Given that the virus always seems to be one step ahead of efforts to control the pandemic, researchers have been seeking ways of predicting exactly how SARS-CoV-2 is changing over time and what that means from an epidemiological standpoint. Such platforms would buy us time, signaling the potential emergence of a potentially more dangerous variant before it sweeps through and devastates communities.
To this end, scientists at Penn State have made a giant leap forward, creating the first computational framework for predicting genetic changes in the coronavirus’ spike protein. The virus uses this protein as a molecular key to gain entry into human cells via their ACE2 receptors.
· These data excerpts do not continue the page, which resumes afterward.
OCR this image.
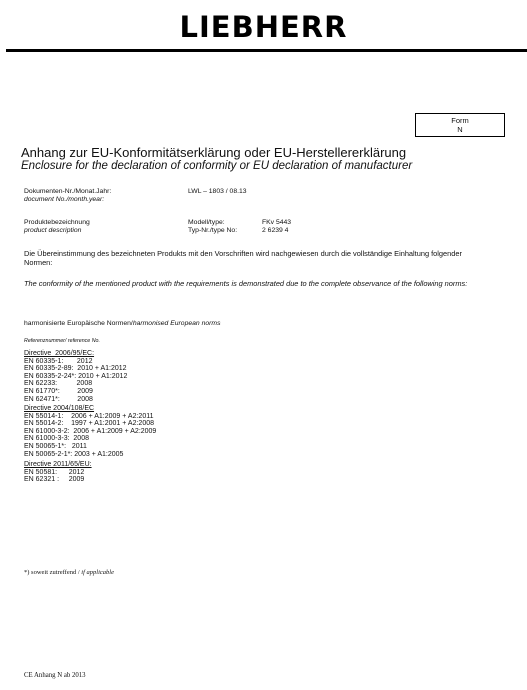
LIEBHERR
Form
N
Anhang zur EU-Konformitätserklärung oder EU-Herstellererklärung
Enclosure for the declaration of conformity or EU declaration of manufacturer
Dokumenten-Nr./Monat.Jahr:
document No./month.year:
LWL – 1803 / 08.13
Produktebezeichnung
product description
Modell/type:	FKv 5443
Typ-Nr./type No:	2 6239 4
Die Übereinstimmung des bezeichneten Produkts mit den Vorschriften wird nachgewiesen durch die vollständige Einhaltung folgender Normen:
The conformity of the mentioned product with the requirements is demonstrated due to the complete observance of the following norms:
harmonisierte Europäische Normen/harmonised European norms
Referenznummer/ reference No.
Directive  2006/95/EC:
EN 60335-1:       2012
EN 60335-2-89:  2010 + A1:2012
EN 60335-2-24*: 2010 + A1:2012
EN 62233:          2008
EN 61770*:         2009
EN 62471*:         2008
Directive 2004/108/EC
EN 55014-1:    2006 + A1:2009 + A2:2011
EN 55014-2:    1997 + A1:2001 + A2:2008
EN 61000-3-2:  2006 + A1:2009 + A2:2009
EN 61000-3-3:  2008
EN 50065-1*:   2011
EN 50065-2-1*: 2003 + A1:2005
Directive 2011/65/EU:
EN 50581:      2012
EN 62321 :     2009
*) soweit zutreffend / if applicable
CE Anhang N ab 2013
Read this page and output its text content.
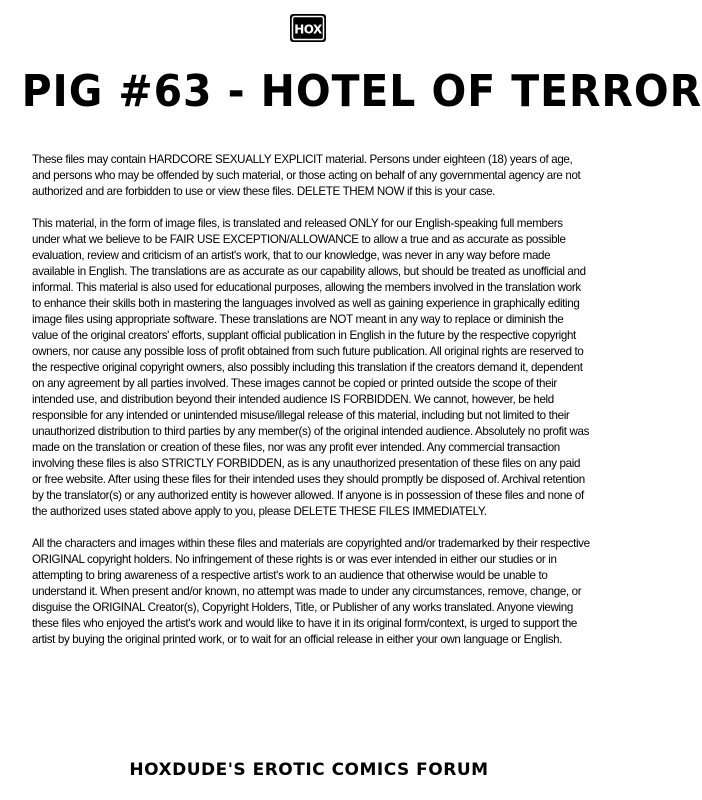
HOX
PIG #63 - HOTEL OF TERROR

These files may contain HARDCORE SEXUALLY EXPLICIT material. Persons under eighteen (18) years of age, and persons who may be offended by such material, or those acting on behalf of any governmental agency are not authorized and are forbidden to use or view these files. DELETE THEM NOW if this is your case.

This material, in the form of image files, is translated and released ONLY for our English-speaking full members under what we believe to be FAIR USE EXCEPTION/ALLOWANCE to allow a true and as accurate as possible evaluation, review and criticism of an artist's work, that to our knowledge, was never in any way before made available in English. The translations are as accurate as our capability allows, but should be treated as unofficial and informal. This material is also used for educational purposes, allowing the members involved in the translation work to enhance their skills both in mastering the languages involved as well as gaining experience in graphically editing image files using appropriate software. These translations are NOT meant in any way to replace or diminish the value of the original creators' efforts, supplant official publication in English in the future by the respective copyright owners, nor cause any possible loss of profit obtained from such future publication. All original rights are reserved to the respective original copyright owners, also possibly including this translation if the creators demand it, dependent on any agreement by all parties involved. These images cannot be copied or printed outside the scope of their intended use, and distribution beyond their intended audience IS FORBIDDEN. We cannot, however, be held responsible for any intended or unintended misuse/illegal release of this material, including but not limited to their unauthorized distribution to third parties by any member(s) of the original intended audience. Absolutely no profit was made on the translation or creation of these files, nor was any profit ever intended. Any commercial transaction involving these files is also STRICTLY FORBIDDEN, as is any unauthorized presentation of these files on any paid or free website. After using these files for their intended uses they should promptly be disposed of. Archival retention by the translator(s) or any authorized entity is however allowed. If anyone is in possession of these files and none of the authorized uses stated above apply to you, please DELETE THESE FILES IMMEDIATELY.

All the characters and images within these files and materials are copyrighted and/or trademarked by their respective ORIGINAL copyright holders. No infringement of these rights is or was ever intended in either our studies or in attempting to bring awareness of a respective artist's work to an audience that otherwise would be unable to understand it. When present and/or known, no attempt was made to under any circumstances, remove, change, or disguise the ORIGINAL Creator(s), Copyright Holders, Title, or Publisher of any works translated. Anyone viewing these files who enjoyed the artist's work and would like to have it in its original form/context, is urged to support the artist by buying the original printed work, or to wait for an official release in either your own language or English.

HOXDUDE'S EROTIC COMICS FORUM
The vast majority of circulating variants possess mutations in the spike protein’s receptor binding domain (RBD). These amino acid changes boost the infectivity of the virus, allowing SARS-CoV-2 to enter and infect human cells faster and more easily, making the virus more transmissible. These accumulated changes in the RBD may also help variants evade the immune systems of vaccinated individuals or those who have recovered from COVID-19.
In their study, the researchers developed a two-step computational framework that models changes occurring in the RBD and links these mutations to the ability of the virus to bind to human ACE2 receptors.
“The binding strength between RBD and ACE2 directly affects infection dynamics and potentially disease progression,” explained the lead investigator of the study, Suresh Kuchipudi.
“The ability to reliably predict the effects of virus amino-acid changes in the ability of its RBD to interact more strongly with the ACE2 receptor can help in assessing public health implications and the potential for spillover and adaptation into humans and other animals.”
Kuchipudi and colleagues leveraged a technique known as Molecular Mechanics-Generalized Born Surface Area (MM-GBSA) analysis, which measures how strongly the virus RBD binds to ACE2. Powered by binding affinity data of existing variants, their new framework uses a deep-learning algorithm to help predict the effects of amino acid changes in the RBD.
The team found that they could predict with over 80 percent accuracy whether or not RBD amino acid mutations improved or worsened the virus’ ability to latch on to ACE-2.
This new framework would empower public health officials with a tool to assess the infectivity of currently circulating and emerging SARS-CoV-2 variants in terms of their infectivity. If a new strain is predicted to have a greater binding affinity to ACE2, countermeasures to protect the public can rapidly be deployed to save lives.